Es bestand ungeschützter Kontakt zu einem Patienten bzw. einer Patientin mit erst später bekannter offener Lungen-Tuberkulose. Wer berät die Kontaktpersonen und führt entsprechende Teste zur Früherkennung einer Tuberkulose durch?

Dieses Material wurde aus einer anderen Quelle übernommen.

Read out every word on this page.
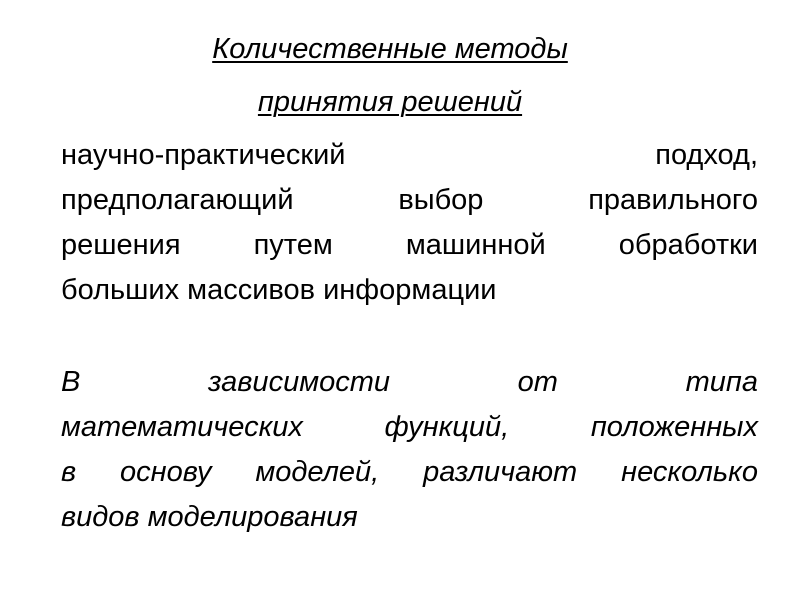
Количественные методы
принятия решений
научно-практический подход,
предполагающий выбор правильного
решения путем машинной обработки
больших массивов информации
В зависимости от типа
математических функций, положенных
в основу моделей, различают несколько
видов моделирования
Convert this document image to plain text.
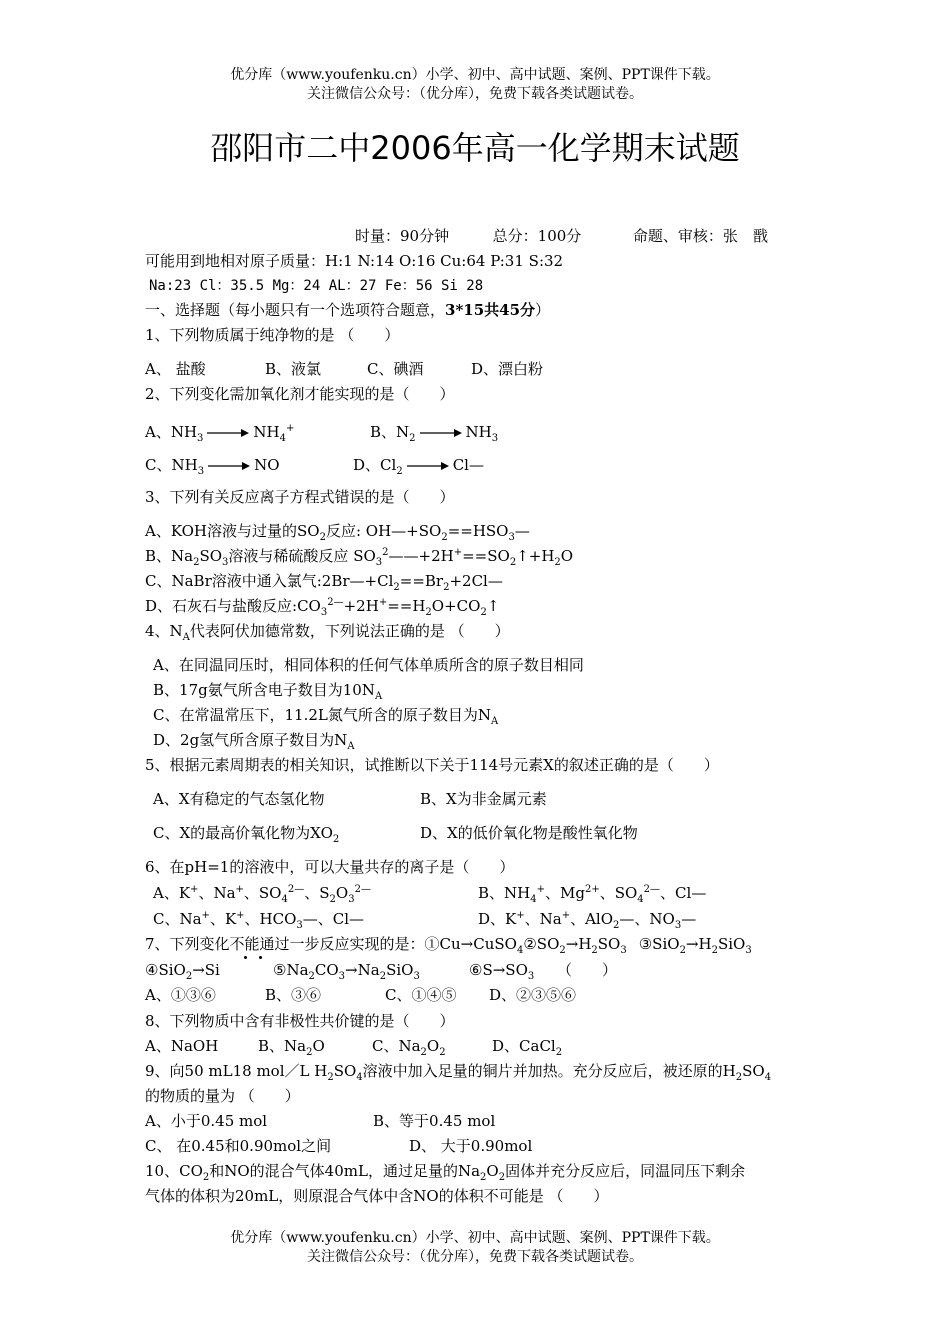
优分库（www.youfenku.cn）小学、初中、高中试题、案例、PPT课件下载。
关注微信公众号：（优分库），免费下载各类试题试卷。
邵阳市二中2006年高一化学期末试题
时量：90分钟	总分：100分	命题、审核：张　戬
可能用到地相对原子质量：H:1 N:14 O:16 Cu:64 P:31 S:32
Na:23 Cl：35.5 Mg：24 AL：27 Fe：56 Si 28
一、选择题（每小题只有一个选项符合题意，3*15共45分）
1、下列物质属于纯净物的是 （　　）
A、 盐酸	B、液氯	C、碘酒	D、漂白粉
2、下列变化需加氧化剂才能实现的是（　　）
A、$NH_3 \to NH_4^+$	B、$N_2 \to NH_3$
C、$NH_3$ → NO	D、$Cl_2$ → Cl—
3、下列有关反应离子方程式错误的是（　　）
A、KOH溶液与过量的$SO_2$反应: $OH—+SO_2==HSO_3—$
B、$Na_2SO_3$溶液与稀硫酸反应 $SO_3^2——+2H^+==SO_2↑+H_2O$
C、NaBr溶液中通入氯气$:2Br—+Cl_2==Br_2+2Cl—$
D、石灰石与盐酸反应$:CO_3^{2—}+2H^+==H_2O+CO_2↑$
4、$N_A$代表阿伏加德常数，下列说法正确的是 （　　）
A、在同温同压时，相同体积的任何气体单质所含的原子数目相同
B、17g氨气所含电子数目为$10N_A$
C、在常温常压下，11.2L氮气所含的原子数目为$N_A$
D、2g氢气所含原子数目为$N_A$
5、根据元素周期表的相关知识，试推断以下关于114号元素X的叙述正确的是（　　）
A、X有稳定的气态氢化物	B、X为非金属元素
C、X的最高价氧化物为$XO_2$	D、X的低价氧化物是酸性氧化物
6、在pH=1的溶液中，可以大量共存的离子是（　　）
A、K+、Na+、$SO_4^{2—}$、$S_2O_3^{2—}$	B、$NH_4^+$、$Mg^{2+}$、$SO_4^{2—}$、Cl—
C、Na+、K+、$HCO_3—$、Cl—	D、K+、Na+、AlO$_2$—、$NO_3—$
7、下列变化不能通过一步反应实现的是：$①Cu\to CuSO_4②SO_2\to H_2SO_3$ $③SiO_2\to H_2SiO_3$
④SiO$_2$→Si	$⑤Na_2CO_3\to Na_2SiO_3$	$⑥S\to SO_3$ （　　）
A、①③⑥	B、③⑥	C、①④⑤ D、②③⑤⑥
8、下列物质中含有非极性共价键的是（　　）
A、NaOH	B、$Na_2O$	C、$Na_2O_2$	D、CaCl$_2$
9、向50 mL18 mol／L $H_2SO_4$溶液中加入足量的铜片并加热。充分反应后，被还原的$H_2SO_4$
的物质的量为 （　　）
A、小于0.45 mol	B、等于0.45 mol
C、 在0.45和0.90mol之间	D、 大于0.90mol
10、$CO_2$和NO的混合气体40mL，通过足量的$Na_2O_2$固体并充分反应后，同温同压下剩余
气体的体积为20mL，则原混合气体中含NO的体积不可能是 （　　）
优分库（www.youfenku.cn）小学、初中、高中试题、案例、PPT课件下载。
关注微信公众号：（优分库），免费下载各类试题试卷。
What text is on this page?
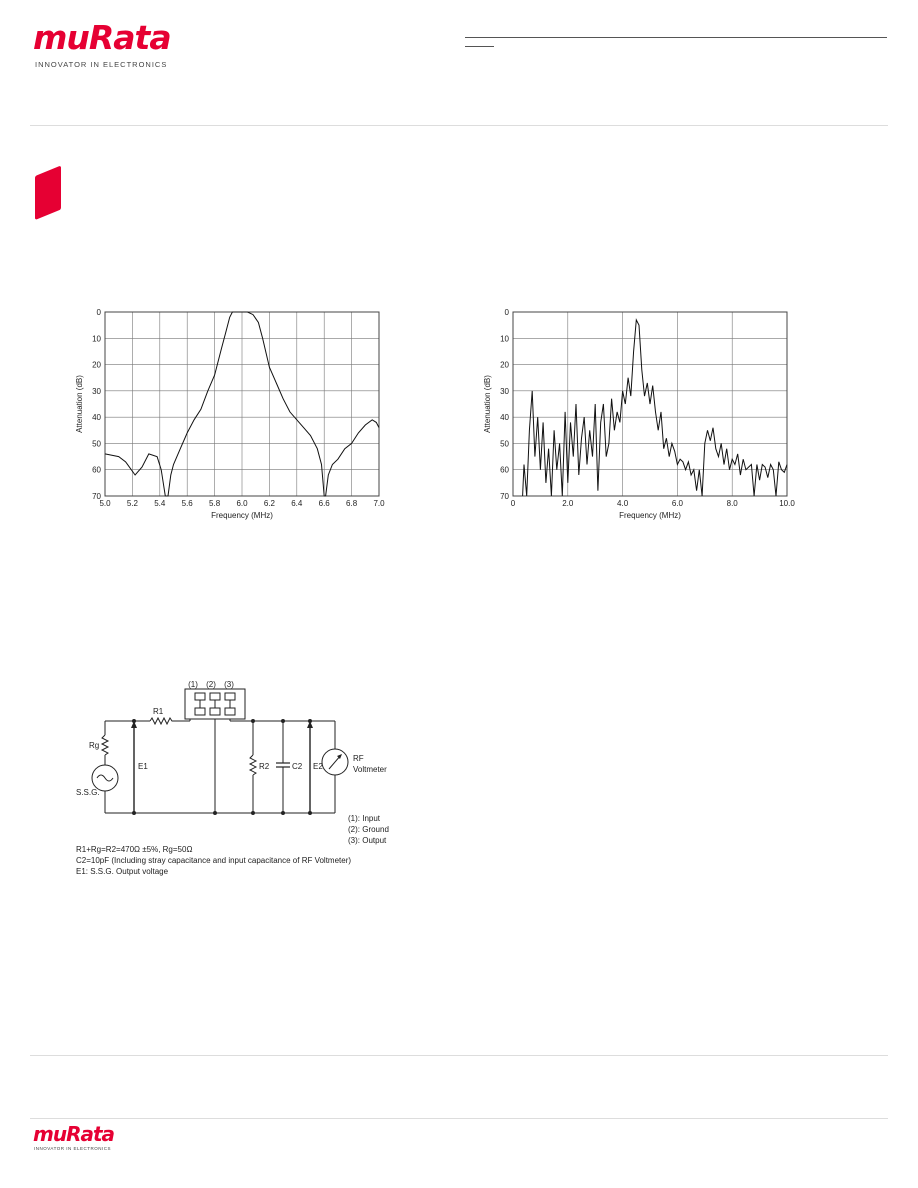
muRata
INNOVATOR IN ELECTRONICS
5.0 5.2 5.4 5.6 5.8 6.0 6.2 6.4 6.6 6.8 7.0
0
10
20
30
40
50
60
70
Frequency (MHz)
Attenuation (dB)
0	2.0	4.0	6.0	8.0	10.0
0
10
20
30
40
50
60
70
Frequency (MHz)
Attenuation (dB)
(1) (2) (3)
R1
Rg
E1	R2	C2 E2
S.S.G.
RF
Voltmeter
(1): Input
(2): Ground
(3): Output
R1+Rg=R2=470Ω ±5%, Rg=50Ω
C2=10pF (Including stray capacitance and input capacitance of RF Voltmeter)
E1: S.S.G. Output voltage
muRata
INNOVATOR IN ELECTRONICS
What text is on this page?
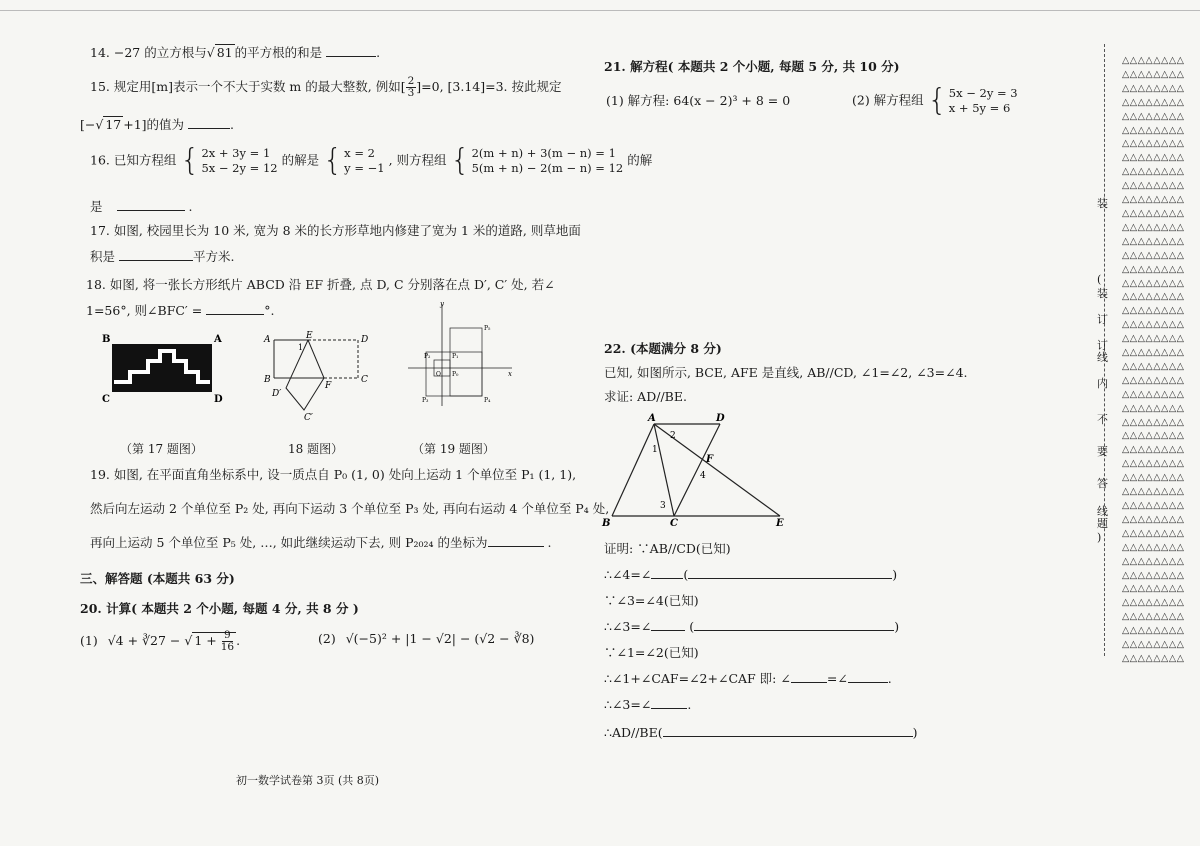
14. −27 的立方根与√ 81 的平方根的和是	.
15. 规定用[m]表示一个不大于实数 m 的最大整数, 例如[ $\frac{2}{3} ]=0$, [3.14]=3. 按此规定
[−√ 17 +1]的值为	.
16. 已知方程组 { 2x + 3y = 1
5x − 2y = 12
的解是 { x = 2
y = −1
, 则方程组 { 2(m + n) + 3(m − n) = 1
5(m + n) − 2(m − n) = 12
的解
是	.
17. 如图, 校园里长为 10 米, 宽为 8 米的长方形草地内修建了宽为 1 米的道路, 则草地面
积是	平方米.
18. 如图, 将一张长方形纸片 ABCD 沿 EF 折叠, 点 D, C 分别落在点 D′, C′ 处, 若∠
1=56°, 则∠BFC′ =	°.
B	A
C	D
A	E	D
B
F
C
D′
C′
1
y
x
O
P₁
P₂
P₃	P₄
P₅
P₀
（第 17 题图）	18 题图）	（第 19 题图）
19. 如图, 在平面直角坐标系中, 设一质点自 P₀ (1, 0) 处向上运动 1 个单位至 P₁ (1, 1),
然后向左运动 2 个单位至 P₂ 处, 再向下运动 3 个单位至 P₃ 处, 再向右运动 4 个单位至 P₄ 处,
再向上运动 5 个单位至 P₅ 处, …, 如此继续运动下去, 则 P₂₀₂₄ 的坐标为	.
三、解答题 (本题共 63 分)
20. 计算( 本题共 2 个小题, 每题 4 分, 共 8 分 )
(1) √4 + ∛27 − √ $1 + \frac{9}{16}$ .	(2) √(−5)² + |1 − √2| − (√2 − ∛8)
21. 解方程( 本题共 2 个小题, 每题 5 分, 共 10 分)
(1) 解方程: 64(x − 2)³ + 8 = 0	(2) 解方程组 { 5x − 2y = 3
x + 5y = 6
22. (本题满分 8 分)
已知, 如图所示, BCE, AFE 是直线, AB//CD, ∠1=∠2, ∠3=∠4.
求证: AD//BE.
A	D
B	C	E
F
1
2
3
4
证明: ∵AB//CD(已知)
∴∠4=∠	(	)
∵∠3=∠4(已知)
∴∠3=∠	(	)
∵∠1=∠2(已知)
∴∠1+∠CAF=∠2+∠CAF 即: ∠	=∠	.
∴∠3=∠	.
∴AD//BE(	)
装
(
装
订
订
线
内
不
要
答
线
题
)
△△△△△△△△
△△△△△△△△
△△△△△△△△
△△△△△△△△
△△△△△△△△
△△△△△△△△
△△△△△△△△
△△△△△△△△
△△△△△△△△
△△△△△△△△
△△△△△△△△
△△△△△△△△
△△△△△△△△
△△△△△△△△
△△△△△△△△
△△△△△△△△
△△△△△△△△
△△△△△△△△
△△△△△△△△
△△△△△△△△
△△△△△△△△
△△△△△△△△
△△△△△△△△
△△△△△△△△
△△△△△△△△
△△△△△△△△
△△△△△△△△
△△△△△△△△
△△△△△△△△
△△△△△△△△
△△△△△△△△
△△△△△△△△
△△△△△△△△
△△△△△△△△
△△△△△△△△
△△△△△△△△
△△△△△△△△
△△△△△△△△
△△△△△△△△
△△△△△△△△
△△△△△△△△
△△△△△△△△
△△△△△△△△
△△△△△△△△
初一数学试卷第 3页 (共 8页)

Die BGW empfiehlt den Betrieben, nach zufälligen beruflichen Kontakten der Beschäftigten mit einem infektiösen Patienten bzw. einer Patientin immer den Betriebsarzt oder die Betriebsärztin anzusprechen und diese mit einer sogenannten anlassbezogene Angebotsvorsorge zu beauftragen. Die gesetzliche Grundlage dafür stellt die Verordnung zur arbeitsmedizinischen Vorsorge dar (ArbMedVV Anhang Teil 2 (2), Angebotsvorsorge) dar. Die Kosten für die anlassbezogene Beratungen und Untersuchungen bei Infektionsgefährdung übernimmt der Betrieb.

Das Gesundheitsamt ist auf der Basis des Infektionsschutzgesetzes für die Beschäftigten nur „subsidiär“ zuständig, d.h. wenn kein Betriebsarzt bestellt wurde oder die betriebsärztliche Versorgung nicht ausreichend ist, oder die Beschäftigten die Angebotsvorsorge nach Tuberkulosekontakt nicht wahrnehmen. Dann muss das Gesundheitsamt die Beschäftigten zu einer Umgebungsuntersuchung vorladen (siehe auch Umgebungsuntersuchung).